The OPRM1 gene A118G polymorphism is a meaningful mutation related to the occurrence and susceptibility of many clinical diseases, but OPRM1 A118G polymorphism and neonatal disease correlations have not been reported. The present study showed that the OPRM1 A118G gene polymorphism is associated with ICH occurrence in premature infants, and carrying the 118G allele may increase the risk of ICH. OPRM1 A118G may be a potential susceptibility loci in ICH, and this knowledge may engender further insights into the genetic mechanisms for ICH in preterm infants. It may also provide a theoretical basis for the prevention and treatment of ICH in neonates, and set a new direction for the research and application of specific opioid receptor antagonists in newborns. However, more reliable large-sample, case-control studies are needed to support the results. Additionally, it is difficult to determine pathogenesis disease mechanisms in studies of single genes; therefore, additional in-depth and larger sample-sized research is needed to rule out accidental discovery. Genetic heritage research will be a substantial undertaking for the future, and studies from different levels and different perspectives, combined with joint multi-gene analysis, are still needed to obtain more valuable and comprehensive conclusions.
The OPRM1 gene A118G polymorphism is associated with ICH in premature infants. The OPRM1 Gene A118G may be a sensitive gene leading to the occurrence of ICH.
Funding: The study was supported by the Henan Science and Technology Research Project (International Science and Technology Cooperation Field), Number: 172102410017.

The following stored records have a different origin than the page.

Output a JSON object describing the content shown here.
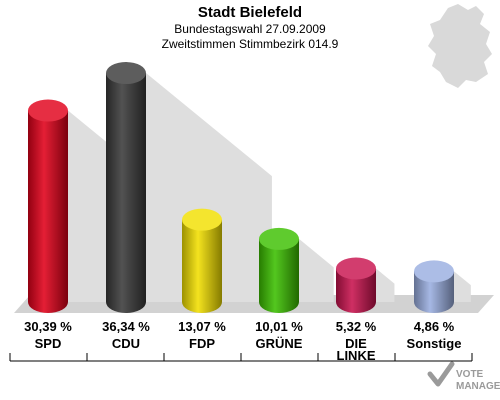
{
  "chart_data": {
    "type": "bar",
    "title": "Stadt Bielefeld",
    "subtitle_lines": [
      "Bundestagswahl 27.09.2009",
      "Zweitstimmen Stimmbezirk 014.9"
    ],
    "categories": [
      "SPD",
      "CDU",
      "FDP",
      "GRÜNE",
      "DIE LINKE",
      "Sonstige"
    ],
    "category_lines": [
      [
        "SPD"
      ],
      [
        "CDU"
      ],
      [
        "FDP"
      ],
      [
        "GRÜNE"
      ],
      [
        "DIE",
        "LINKE"
      ],
      [
        "Sonstige"
      ]
    ],
    "values": [
      30.39,
      36.34,
      13.07,
      10.01,
      5.32,
      4.86
    ],
    "value_labels": [
      "30,39 %",
      "36,34 %",
      "13,07 %",
      "10,01 %",
      "5,32 %",
      "4,86 %"
    ],
    "colors": [
      "#e0001a",
      "#3a3a3a",
      "#f2df00",
      "#3cbf00",
      "#c8134e",
      "#9aaee0"
    ],
    "grid": false,
    "legend": "none"
  },
  "watermark": {
    "line1": "VOTE",
    "line2": "MANAGER"
  },
  "decor": {
    "map_color": "#d9d9d9",
    "floor_color": "#d2d2d2",
    "shadow_color": "#dedede"
  }
}
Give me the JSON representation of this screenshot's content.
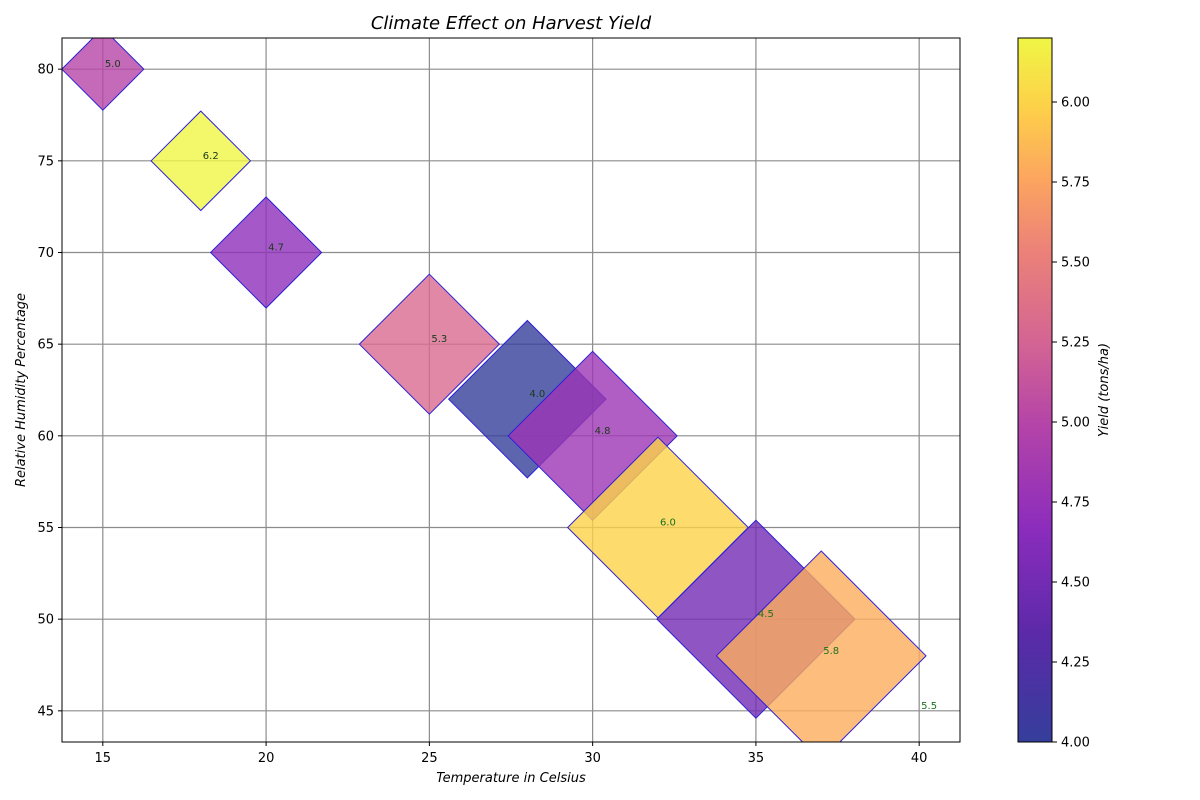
{
  "chart_data": {
    "type": "scatter",
    "title": "Climate Effect on Harvest Yield",
    "xlabel": "Temperature in Celsius",
    "ylabel": "Relative Humidity Percentage",
    "colorbar_label": "Yield (tons/ha)",
    "xlim": [
      13.75,
      41.25
    ],
    "ylim": [
      43.3,
      81.7
    ],
    "xticks": [
      "15",
      "20",
      "25",
      "30",
      "35",
      "40"
    ],
    "yticks": [
      "45",
      "50",
      "55",
      "60",
      "65",
      "70",
      "75",
      "80"
    ],
    "colorbar_range": [
      4.0,
      6.2
    ],
    "colorbar_ticks": [
      "4.00",
      "4.25",
      "4.50",
      "4.75",
      "5.00",
      "5.25",
      "5.50",
      "5.75",
      "6.00"
    ],
    "grid": true,
    "colormap": "plasma",
    "marker": "diamond",
    "points": [
      {
        "x": 15,
        "y": 80,
        "yield": 5.0,
        "label": "5.0"
      },
      {
        "x": 18,
        "y": 75,
        "yield": 6.2,
        "label": "6.2"
      },
      {
        "x": 20,
        "y": 70,
        "yield": 4.7,
        "label": "4.7"
      },
      {
        "x": 25,
        "y": 65,
        "yield": 5.3,
        "label": "5.3"
      },
      {
        "x": 28,
        "y": 62,
        "yield": 4.0,
        "label": "4.0"
      },
      {
        "x": 30,
        "y": 60,
        "yield": 4.8,
        "label": "4.8"
      },
      {
        "x": 32,
        "y": 55,
        "yield": 6.0,
        "label": "6.0"
      },
      {
        "x": 35,
        "y": 50,
        "yield": 4.5,
        "label": "4.5"
      },
      {
        "x": 37,
        "y": 48,
        "yield": 5.8,
        "label": "5.8"
      },
      {
        "x": 40,
        "y": 45,
        "yield": 5.5,
        "label": "5.5"
      }
    ]
  }
}
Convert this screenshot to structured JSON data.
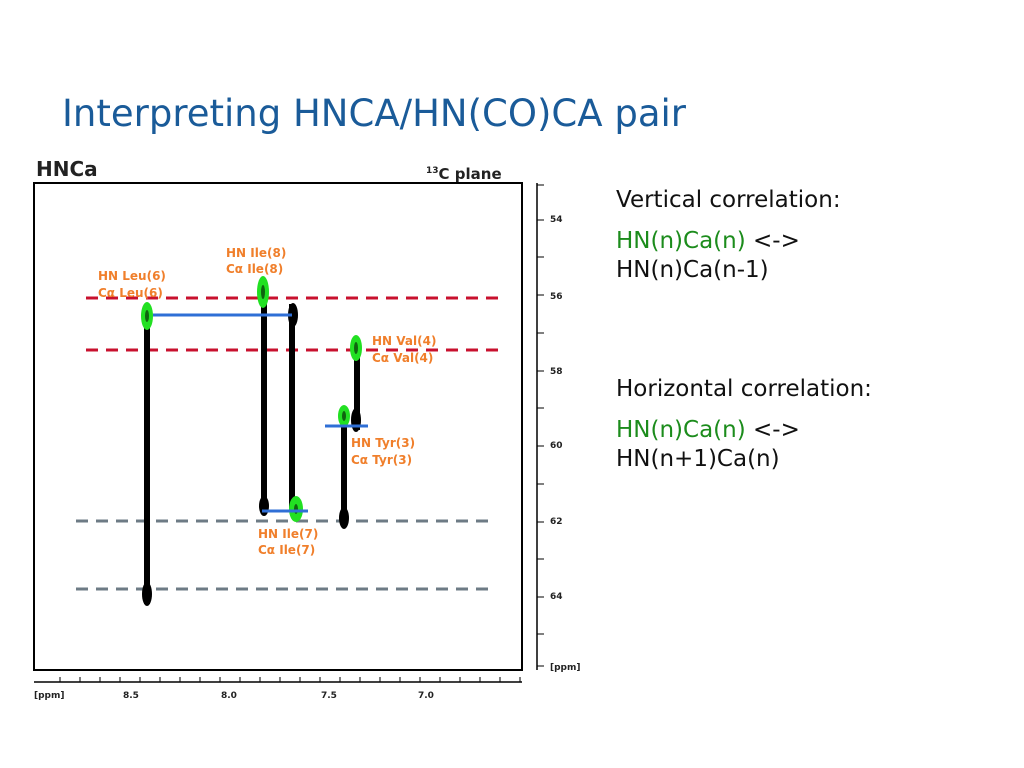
{
  "slide": {
    "title": "Interpreting HNCA/HN(CO)CA pair"
  },
  "figure": {
    "title": "HNCa",
    "plane_label": "C plane",
    "plane_superscript": "13",
    "x_axis_unit": "[ppm]",
    "y_axis_unit": "[ppm]",
    "x_ticks": [
      "8.5",
      "8.0",
      "7.5",
      "7.0"
    ],
    "y_ticks": [
      "54",
      "56",
      "58",
      "60",
      "62",
      "64"
    ],
    "labels": {
      "leu6_hn": "HN Leu(6)",
      "leu6_ca": "Cα Leu(6)",
      "ile8_hn": "HN Ile(8)",
      "ile8_ca": "Cα Ile(8)",
      "val4_hn": "HN Val(4)",
      "val4_ca": "Cα Val(4)",
      "tyr3_hn": "HN Tyr(3)",
      "tyr3_ca": "Cα Tyr(3)",
      "ile7_hn": "HN Ile(7)",
      "ile7_ca": "Cα Ile(7)"
    },
    "colors": {
      "label": "#f07f2b",
      "red_dash": "#c8102e",
      "gray_dash": "#6d7b85",
      "blue_link": "#2f6fd6",
      "green_peak": "#22e022",
      "strip": "#000000"
    }
  },
  "text": {
    "vertical_heading": "Vertical correlation:",
    "vertical_green": "HN(n)Ca(n)",
    "vertical_arrow": " <->",
    "vertical_line2": "HN(n)Ca(n-1)",
    "horizontal_heading": "Horizontal correlation:",
    "horizontal_green": "HN(n)Ca(n)",
    "horizontal_arrow": " <->",
    "horizontal_line2": "HN(n+1)Ca(n)"
  }
}
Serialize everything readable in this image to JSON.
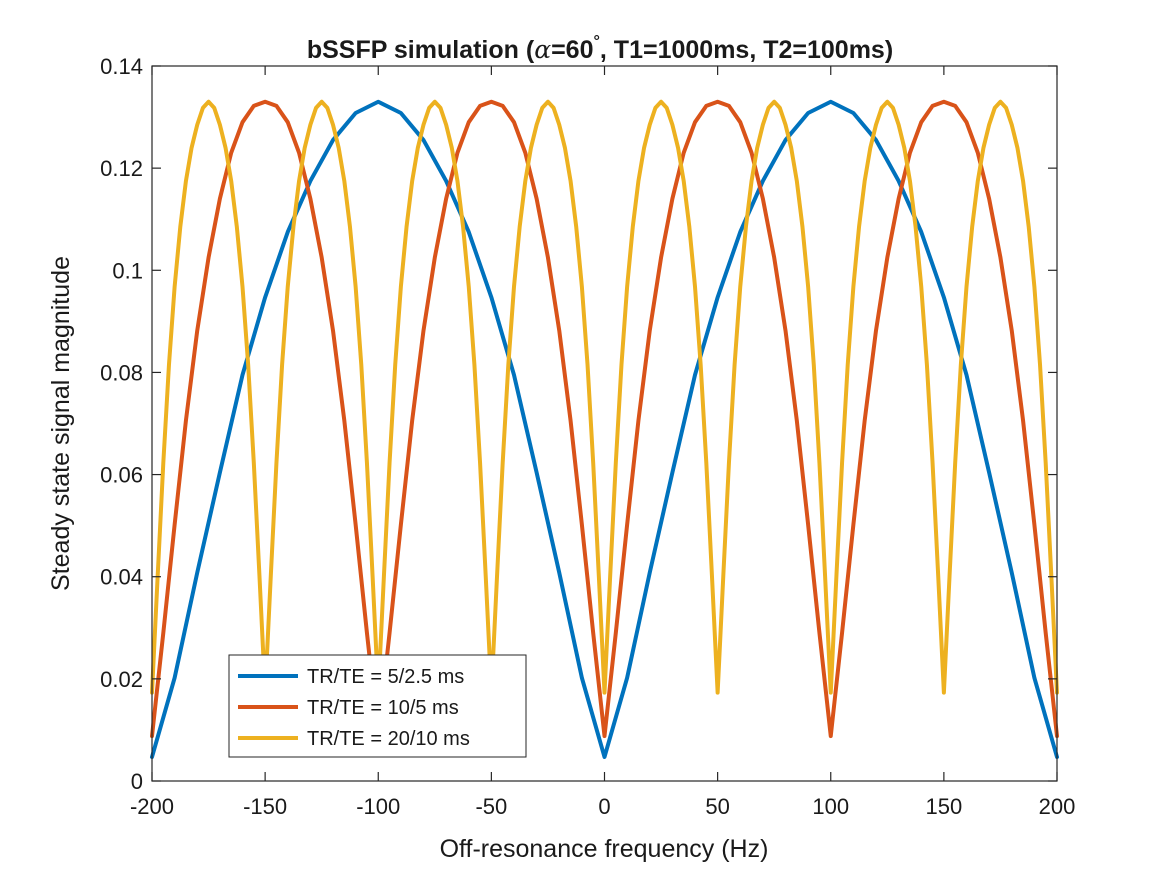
{
  "chart_data": {
    "type": "line",
    "title": "bSSFP simulation (",
    "title_alpha": "α",
    "title_mid": "=60",
    "title_degree": "°",
    "title_end": ", T1=1000ms, T2=100ms)",
    "xlabel": "Off-resonance frequency (Hz)",
    "ylabel": "Steady state signal magnitude",
    "xlim": [
      -200,
      200
    ],
    "ylim": [
      0,
      0.14
    ],
    "xticks": [
      -200,
      -150,
      -100,
      -50,
      0,
      50,
      100,
      150,
      200
    ],
    "xtick_labels": [
      "-200",
      "-150",
      "-100",
      "-50",
      "0",
      "50",
      "100",
      "150",
      "200"
    ],
    "yticks": [
      0,
      0.02,
      0.04,
      0.06,
      0.08,
      0.1,
      0.12,
      0.14
    ],
    "ytick_labels": [
      "0",
      "0.02",
      "0.04",
      "0.06",
      "0.08",
      "0.1",
      "0.12",
      "0.14"
    ],
    "grid": false,
    "legend_position": "bottom-left",
    "series": [
      {
        "name": "TR/TE = 5/2.5 ms",
        "color": "#0072BD",
        "x": [
          -200,
          -190,
          -180,
          -170,
          -160,
          -150,
          -140,
          -130,
          -120,
          -110,
          -100,
          -90,
          -80,
          -70,
          -60,
          -50,
          -40,
          -30,
          -20,
          -10,
          0,
          10,
          20,
          30,
          40,
          50,
          60,
          70,
          80,
          90,
          100,
          110,
          120,
          130,
          140,
          150,
          160,
          170,
          180,
          190,
          200
        ],
        "y": [
          0.0047,
          0.0202,
          0.0408,
          0.0604,
          0.0795,
          0.0947,
          0.1075,
          0.1175,
          0.1255,
          0.1308,
          0.133,
          0.1308,
          0.1255,
          0.1175,
          0.1075,
          0.0947,
          0.0795,
          0.0604,
          0.0408,
          0.0202,
          0.0047,
          0.0202,
          0.0408,
          0.0604,
          0.0795,
          0.0947,
          0.1075,
          0.1175,
          0.1255,
          0.1308,
          0.133,
          0.1308,
          0.1255,
          0.1175,
          0.1075,
          0.0947,
          0.0795,
          0.0604,
          0.0408,
          0.0202,
          0.0047
        ]
      },
      {
        "name": "TR/TE = 10/5 ms",
        "color": "#D95319",
        "x": [
          -200,
          -195,
          -190,
          -185,
          -180,
          -175,
          -170,
          -165,
          -160,
          -155,
          -150,
          -145,
          -140,
          -135,
          -130,
          -125,
          -120,
          -115,
          -110,
          -105,
          -100,
          -95,
          -90,
          -85,
          -80,
          -75,
          -70,
          -65,
          -60,
          -55,
          -50,
          -45,
          -40,
          -35,
          -30,
          -25,
          -20,
          -15,
          -10,
          -5,
          0,
          5,
          10,
          15,
          20,
          25,
          30,
          35,
          40,
          45,
          50,
          55,
          60,
          65,
          70,
          75,
          80,
          85,
          90,
          95,
          100,
          105,
          110,
          115,
          120,
          125,
          130,
          135,
          140,
          145,
          150,
          155,
          160,
          165,
          170,
          175,
          180,
          185,
          190,
          195,
          200
        ],
        "y": [
          0.0088,
          0.029,
          0.0502,
          0.0706,
          0.0882,
          0.1025,
          0.114,
          0.123,
          0.129,
          0.1322,
          0.133,
          0.1322,
          0.129,
          0.123,
          0.114,
          0.1025,
          0.0882,
          0.0706,
          0.0502,
          0.029,
          0.0088,
          0.029,
          0.0502,
          0.0706,
          0.0882,
          0.1025,
          0.114,
          0.123,
          0.129,
          0.1322,
          0.133,
          0.1322,
          0.129,
          0.123,
          0.114,
          0.1025,
          0.0882,
          0.0706,
          0.0502,
          0.029,
          0.0088,
          0.029,
          0.0502,
          0.0706,
          0.0882,
          0.1025,
          0.114,
          0.123,
          0.129,
          0.1322,
          0.133,
          0.1322,
          0.129,
          0.123,
          0.114,
          0.1025,
          0.0882,
          0.0706,
          0.0502,
          0.029,
          0.0088,
          0.029,
          0.0502,
          0.0706,
          0.0882,
          0.1025,
          0.114,
          0.123,
          0.129,
          0.1322,
          0.133,
          0.1322,
          0.129,
          0.123,
          0.114,
          0.1025,
          0.0882,
          0.0706,
          0.0502,
          0.029,
          0.0088
        ]
      },
      {
        "name": "TR/TE = 20/10 ms",
        "color": "#EDB120",
        "x": [
          -200,
          -197.5,
          -195,
          -192.5,
          -190,
          -187.5,
          -185,
          -182.5,
          -180,
          -177.5,
          -175,
          -172.5,
          -170,
          -167.5,
          -165,
          -162.5,
          -160,
          -157.5,
          -155,
          -152.5,
          -150,
          -147.5,
          -145,
          -142.5,
          -140,
          -137.5,
          -135,
          -132.5,
          -130,
          -127.5,
          -125,
          -122.5,
          -120,
          -117.5,
          -115,
          -112.5,
          -110,
          -107.5,
          -105,
          -102.5,
          -100,
          -97.5,
          -95,
          -92.5,
          -90,
          -87.5,
          -85,
          -82.5,
          -80,
          -77.5,
          -75,
          -72.5,
          -70,
          -67.5,
          -65,
          -62.5,
          -60,
          -57.5,
          -55,
          -52.5,
          -50,
          -47.5,
          -45,
          -42.5,
          -40,
          -37.5,
          -35,
          -32.5,
          -30,
          -27.5,
          -25,
          -22.5,
          -20,
          -17.5,
          -15,
          -12.5,
          -10,
          -7.5,
          -5,
          -2.5,
          0,
          2.5,
          5,
          7.5,
          10,
          12.5,
          15,
          17.5,
          20,
          22.5,
          25,
          27.5,
          30,
          32.5,
          35,
          37.5,
          40,
          42.5,
          45,
          47.5,
          50,
          52.5,
          55,
          57.5,
          60,
          62.5,
          65,
          67.5,
          70,
          72.5,
          75,
          77.5,
          80,
          82.5,
          85,
          87.5,
          90,
          92.5,
          95,
          97.5,
          100,
          102.5,
          105,
          107.5,
          110,
          112.5,
          115,
          117.5,
          120,
          122.5,
          125,
          127.5,
          130,
          132.5,
          135,
          137.5,
          140,
          142.5,
          145,
          147.5,
          150,
          152.5,
          155,
          157.5,
          160,
          162.5,
          165,
          167.5,
          170,
          172.5,
          175,
          177.5,
          180,
          182.5,
          185,
          187.5,
          190,
          192.5,
          195,
          197.5,
          200
        ],
        "y": [
          0.0173,
          0.0401,
          0.0623,
          0.0815,
          0.0968,
          0.1085,
          0.1175,
          0.124,
          0.1285,
          0.1318,
          0.133,
          0.1318,
          0.1285,
          0.124,
          0.1175,
          0.1085,
          0.0968,
          0.0815,
          0.0623,
          0.0401,
          0.0173,
          0.0401,
          0.0623,
          0.0815,
          0.0968,
          0.1085,
          0.1175,
          0.124,
          0.1285,
          0.1318,
          0.133,
          0.1318,
          0.1285,
          0.124,
          0.1175,
          0.1085,
          0.0968,
          0.0815,
          0.0623,
          0.0401,
          0.0173,
          0.0401,
          0.0623,
          0.0815,
          0.0968,
          0.1085,
          0.1175,
          0.124,
          0.1285,
          0.1318,
          0.133,
          0.1318,
          0.1285,
          0.124,
          0.1175,
          0.1085,
          0.0968,
          0.0815,
          0.0623,
          0.0401,
          0.0173,
          0.0401,
          0.0623,
          0.0815,
          0.0968,
          0.1085,
          0.1175,
          0.124,
          0.1285,
          0.1318,
          0.133,
          0.1318,
          0.1285,
          0.124,
          0.1175,
          0.1085,
          0.0968,
          0.0815,
          0.0623,
          0.0401,
          0.0173,
          0.0401,
          0.0623,
          0.0815,
          0.0968,
          0.1085,
          0.1175,
          0.124,
          0.1285,
          0.1318,
          0.133,
          0.1318,
          0.1285,
          0.124,
          0.1175,
          0.1085,
          0.0968,
          0.0815,
          0.0623,
          0.0401,
          0.0173,
          0.0401,
          0.0623,
          0.0815,
          0.0968,
          0.1085,
          0.1175,
          0.124,
          0.1285,
          0.1318,
          0.133,
          0.1318,
          0.1285,
          0.124,
          0.1175,
          0.1085,
          0.0968,
          0.0815,
          0.0623,
          0.0401,
          0.0173,
          0.0401,
          0.0623,
          0.0815,
          0.0968,
          0.1085,
          0.1175,
          0.124,
          0.1285,
          0.1318,
          0.133,
          0.1318,
          0.1285,
          0.124,
          0.1175,
          0.1085,
          0.0968,
          0.0815,
          0.0623,
          0.0401,
          0.0173,
          0.0401,
          0.0623,
          0.0815,
          0.0968,
          0.1085,
          0.1175,
          0.124,
          0.1285,
          0.1318,
          0.133,
          0.1318,
          0.1285,
          0.124,
          0.1175,
          0.1085,
          0.0968,
          0.0815,
          0.0623,
          0.0401,
          0.0173
        ]
      }
    ]
  }
}
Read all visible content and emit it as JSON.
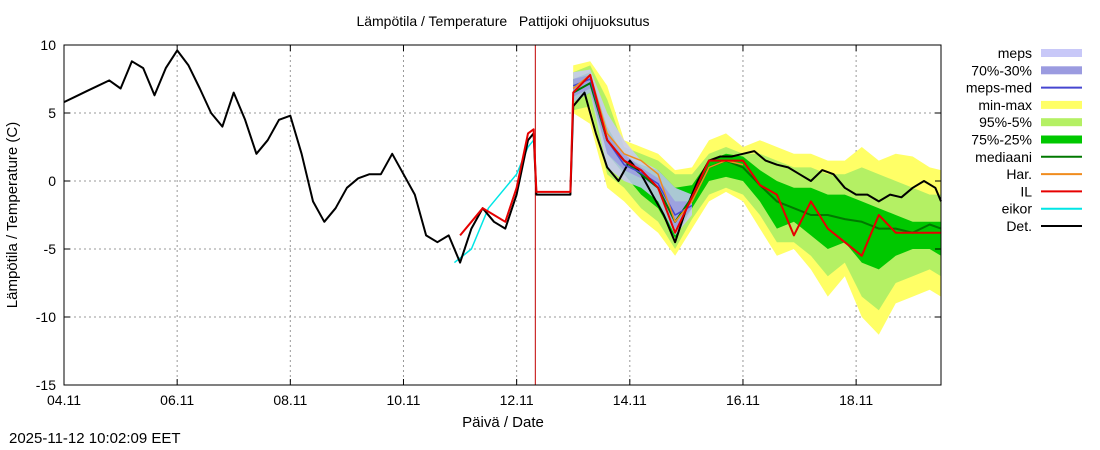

Conflicts of Interest: The authors have no conflicts of interest to declare.
Ethical Statement: The authors are accountable for all aspects of the work in ensuring that questions related to the accuracy or integrity of any part of the work are appropriately investigated and resolved. The present study obtained signed informed consent from the families of children, and the research plan was approved by the Medical Ethics Committee of the First Affiliated Hospital of Zhengzhou University.